母親の影響により、大学はいくものだと考えていましたが、行動は伴ってなかったでしょう。高校3年生になったらちょっと頑張って日東駒専あたりを目指すんだろうなぁと、ぼんやり考えていた高校2年の秋。
本屋で平積みになっていたある一冊の本が、私の人生を変えました。
ビリギャルとの出会い
書店で「学年ビリのギャルが一年で偏差値40上げて慶応大学に現役合格した話」通称ビリギャルが平積みになっていました。
挑発的な視線を向ける金髪美女と刺激的なタイトルは一瞬にして、私の目を釘付けにしていたのでした。次に意識をとりもどした時には、本を読み終わっていました。
なんということでしょう。
迷惑なことに、本屋で一冊の本を読み終えてしまったのです。(購入しました)
そしてふつふつと、早稲田目指してみたいなぁ…という気持ちが湧き上がったのです。
早稲田は日本で一番演劇が盛んな大学で、声優を目指していた私にとってはあこがれの大学でした。しかし、現状ではMARCHも厳しくて、日本大学あたりを目指そうと思っていた私。
そして、陰キャの私はギャルやヤンキーに嫌悪感を抱いていました。もちろん中学時代にギャルやヤンキーにいじめられていたのは言うまでもありません。
そいつらは中卒とかで低賃金の仕事について、すぐにデキ婚して離婚すればいいと思ってたました。
ギャルでも慶應に入れるなんて…。
…。
そうだ
早稲田に行こう。
京都行くみたいなノリで学年ビリの陰キャが早稲田を目指し始めたのでした。
京都行くにしては少し歪んでたかもですがね。
ビリギャルの影響で早稲田を目指し始めてから
周りの友達にはとてもじゃないけど、早稲田目指してるなんて言えません。ひたすら内緒で目標に向かって走るのみでした。
なんと言っても神8のセンターですからね()
私がビリギャルと出会ってから半年後、ビリギャルが映画化して一気に世間の話題を集めました。
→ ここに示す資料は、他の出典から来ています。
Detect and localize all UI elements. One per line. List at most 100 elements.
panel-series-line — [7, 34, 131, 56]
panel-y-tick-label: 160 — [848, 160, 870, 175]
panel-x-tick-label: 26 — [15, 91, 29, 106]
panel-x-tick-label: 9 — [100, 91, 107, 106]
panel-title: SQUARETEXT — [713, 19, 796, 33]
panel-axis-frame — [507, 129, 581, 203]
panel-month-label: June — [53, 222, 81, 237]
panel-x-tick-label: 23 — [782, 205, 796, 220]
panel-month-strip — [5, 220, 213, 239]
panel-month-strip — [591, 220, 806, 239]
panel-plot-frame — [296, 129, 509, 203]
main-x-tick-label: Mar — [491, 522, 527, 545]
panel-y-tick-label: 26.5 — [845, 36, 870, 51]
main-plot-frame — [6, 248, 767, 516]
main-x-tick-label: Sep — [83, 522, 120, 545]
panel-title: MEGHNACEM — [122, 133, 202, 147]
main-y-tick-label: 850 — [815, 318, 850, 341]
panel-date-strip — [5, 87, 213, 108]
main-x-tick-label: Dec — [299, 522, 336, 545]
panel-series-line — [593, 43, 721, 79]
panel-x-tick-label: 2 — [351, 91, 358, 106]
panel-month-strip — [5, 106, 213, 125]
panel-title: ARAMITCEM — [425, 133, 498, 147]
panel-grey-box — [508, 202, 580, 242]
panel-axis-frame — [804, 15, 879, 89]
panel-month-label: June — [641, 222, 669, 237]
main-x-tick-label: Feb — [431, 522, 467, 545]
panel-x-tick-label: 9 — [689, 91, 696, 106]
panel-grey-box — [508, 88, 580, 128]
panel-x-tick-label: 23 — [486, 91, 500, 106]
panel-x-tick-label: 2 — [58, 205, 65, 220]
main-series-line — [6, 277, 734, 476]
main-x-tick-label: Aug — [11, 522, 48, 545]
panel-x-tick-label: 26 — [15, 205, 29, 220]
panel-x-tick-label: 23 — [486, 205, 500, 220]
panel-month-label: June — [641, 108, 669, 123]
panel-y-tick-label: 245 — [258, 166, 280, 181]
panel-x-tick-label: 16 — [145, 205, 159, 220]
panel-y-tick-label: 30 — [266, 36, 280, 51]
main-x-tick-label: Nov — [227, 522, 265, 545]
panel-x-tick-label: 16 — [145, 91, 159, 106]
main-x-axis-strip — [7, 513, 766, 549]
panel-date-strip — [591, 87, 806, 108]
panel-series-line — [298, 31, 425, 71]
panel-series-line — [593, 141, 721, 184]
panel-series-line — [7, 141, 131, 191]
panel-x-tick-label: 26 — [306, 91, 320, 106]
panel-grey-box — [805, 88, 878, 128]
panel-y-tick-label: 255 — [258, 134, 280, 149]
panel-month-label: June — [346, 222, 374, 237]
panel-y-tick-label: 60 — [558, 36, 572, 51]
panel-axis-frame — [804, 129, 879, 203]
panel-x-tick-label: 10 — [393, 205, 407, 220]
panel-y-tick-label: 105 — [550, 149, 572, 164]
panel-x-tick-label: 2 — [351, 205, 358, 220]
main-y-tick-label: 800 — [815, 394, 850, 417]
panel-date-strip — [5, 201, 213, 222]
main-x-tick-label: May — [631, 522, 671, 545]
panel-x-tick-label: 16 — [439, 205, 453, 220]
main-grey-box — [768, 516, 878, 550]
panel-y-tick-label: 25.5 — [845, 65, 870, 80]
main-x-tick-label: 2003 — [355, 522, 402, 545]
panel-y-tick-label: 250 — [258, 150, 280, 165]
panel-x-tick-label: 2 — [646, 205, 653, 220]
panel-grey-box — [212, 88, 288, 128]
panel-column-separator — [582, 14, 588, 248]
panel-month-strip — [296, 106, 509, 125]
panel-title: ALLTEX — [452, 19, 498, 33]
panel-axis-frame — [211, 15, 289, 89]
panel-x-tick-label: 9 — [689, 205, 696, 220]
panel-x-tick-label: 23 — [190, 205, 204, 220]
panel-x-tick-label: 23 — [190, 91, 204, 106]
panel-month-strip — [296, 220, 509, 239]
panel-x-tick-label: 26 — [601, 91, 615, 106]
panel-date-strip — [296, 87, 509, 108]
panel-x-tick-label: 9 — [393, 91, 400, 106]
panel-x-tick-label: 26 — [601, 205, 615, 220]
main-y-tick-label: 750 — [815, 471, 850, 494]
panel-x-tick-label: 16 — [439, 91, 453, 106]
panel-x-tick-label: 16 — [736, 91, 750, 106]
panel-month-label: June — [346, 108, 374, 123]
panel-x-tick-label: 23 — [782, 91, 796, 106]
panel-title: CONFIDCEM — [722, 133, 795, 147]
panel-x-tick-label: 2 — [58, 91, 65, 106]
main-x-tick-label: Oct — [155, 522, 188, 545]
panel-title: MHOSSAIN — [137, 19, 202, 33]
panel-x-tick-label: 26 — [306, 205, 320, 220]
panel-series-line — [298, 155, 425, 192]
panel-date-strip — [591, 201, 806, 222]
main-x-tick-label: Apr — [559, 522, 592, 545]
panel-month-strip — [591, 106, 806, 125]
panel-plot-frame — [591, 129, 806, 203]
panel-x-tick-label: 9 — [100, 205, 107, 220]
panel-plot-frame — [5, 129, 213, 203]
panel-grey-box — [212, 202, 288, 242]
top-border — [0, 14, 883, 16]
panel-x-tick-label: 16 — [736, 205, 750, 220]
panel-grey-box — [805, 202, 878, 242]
周りの友達には言っていませんでしたが、模試には志望校を書くので、早稲田を目指してることは先生達はみんな知っていました。
職員室では〇〇高校のビリギャルと話題になっていたようです。
とくに関わりがないけれど元気な先生たちがお前どこ目指してるの?と聞いてきました。他の人は取り立てて聞かれていなかったようなので、志望校を知ってて聞いたことでしょう。
その度に「早稲田です」とドヤ顔で答えていました。早稲田志望ってだけで浮かれてたのは恥ずかしいけど事実です。まだ受かってないのに。
勉強を全くしていない高校生が必死でやって、3科目の合計偏差値は30から60まで上がりました。まあ浪人もしたんですけどね。
英語が最後まで伸び悩み、英語が敗因で早稲田には行けませんでした。
しかし、私にとって必死で受験勉強をしたのはいい経験になりました。御縁があった明治大学でも沢山のいい出会いがあったので、非常に満足しています。
あの日、あのとき、書店に立ち寄っていなかったら、ビリギャルが平積みになっていなかったら、私の人生は大きく違ったことでしょう。
死んだ魚の眼をしながら、名もない大学に進学していたことでしょう。名も無い大学が決して悪いわけではないけれど、成功体験には価値があると思います。
私に必死で何かに取り組んだ経験と、そこそこの学をくれたビリギャルと坪田先生には感謝してもしきれません。
時にはそんな軽い動機で何かを決意するのも重要なのではないでしょうか。
それと「本気で早稲田目指せばMARCH受かる」はガチ。マジで。